Marvin's breathing hyperventilated. The mixture of the post-traumatic stress from that massacre and the apocalyptic hell he was living through now was dragging him into a total breakdown. His knuckles were white around the grip of his pistol.
"You are a soulless monster!" Marvin roared, locking his blind, hate-filled gaze on John's dark, inscrutable eyes. "Worse than the things out there!"
John didn't say a single word to defend himself, nor did he make the slightest move to reach for his weapon. The accusation was false, a corporate ruse he despised, but trying to reason with a man drowning in his own traumatic pain was a useless tactic. He would let Jill handle the situation. However, his superior survival instinct detected the lethal change in the officer's biomechanics.
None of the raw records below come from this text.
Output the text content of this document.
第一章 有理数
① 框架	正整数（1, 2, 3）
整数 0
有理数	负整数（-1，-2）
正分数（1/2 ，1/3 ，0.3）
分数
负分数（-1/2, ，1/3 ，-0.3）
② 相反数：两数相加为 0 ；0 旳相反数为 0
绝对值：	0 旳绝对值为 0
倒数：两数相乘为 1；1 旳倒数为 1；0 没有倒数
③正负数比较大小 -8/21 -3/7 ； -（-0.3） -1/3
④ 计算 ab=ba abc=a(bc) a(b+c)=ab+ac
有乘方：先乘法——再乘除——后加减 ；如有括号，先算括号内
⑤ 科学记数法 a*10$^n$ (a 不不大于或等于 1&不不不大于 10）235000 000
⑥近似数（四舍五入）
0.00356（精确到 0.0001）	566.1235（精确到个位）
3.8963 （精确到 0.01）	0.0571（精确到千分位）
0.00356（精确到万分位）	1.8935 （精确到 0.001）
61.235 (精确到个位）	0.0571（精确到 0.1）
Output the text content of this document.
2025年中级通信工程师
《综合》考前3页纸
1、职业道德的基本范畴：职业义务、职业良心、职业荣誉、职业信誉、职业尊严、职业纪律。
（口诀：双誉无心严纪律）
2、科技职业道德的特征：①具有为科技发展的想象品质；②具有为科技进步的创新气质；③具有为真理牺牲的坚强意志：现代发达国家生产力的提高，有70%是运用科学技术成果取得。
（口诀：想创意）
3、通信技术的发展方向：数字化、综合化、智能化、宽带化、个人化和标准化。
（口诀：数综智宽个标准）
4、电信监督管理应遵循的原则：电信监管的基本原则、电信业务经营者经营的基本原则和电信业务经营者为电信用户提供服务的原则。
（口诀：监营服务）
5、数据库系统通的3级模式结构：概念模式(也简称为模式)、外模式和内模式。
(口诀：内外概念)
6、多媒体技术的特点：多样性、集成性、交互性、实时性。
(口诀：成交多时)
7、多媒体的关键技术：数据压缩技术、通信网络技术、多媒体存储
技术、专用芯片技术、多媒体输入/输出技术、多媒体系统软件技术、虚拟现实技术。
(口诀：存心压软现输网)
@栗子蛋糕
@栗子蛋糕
John noticed the tiny, treacherous movement of Marvin's index finger overcoming the trigger's resistance.
The pressure became unbearable. In a fraction of a second, dictated by pure instinct, John raised both forearms in a tight, closed guard angle in front of his face and chest, trusting his life to the thick ballistic Kevlar weave of the sleeves of his ruined Italian suit.
Jill, reading the body language of both men and realizing with horror that Marvin had crossed the point of no return, threw herself forward with a desperate cry, reaching out to strike and deflect the barrel of her colleague's gun.
The dark and silent courtyard of the police station was illuminated by a violent flash of fire, followed by the deafening roar of a gunshot that tore the night in two.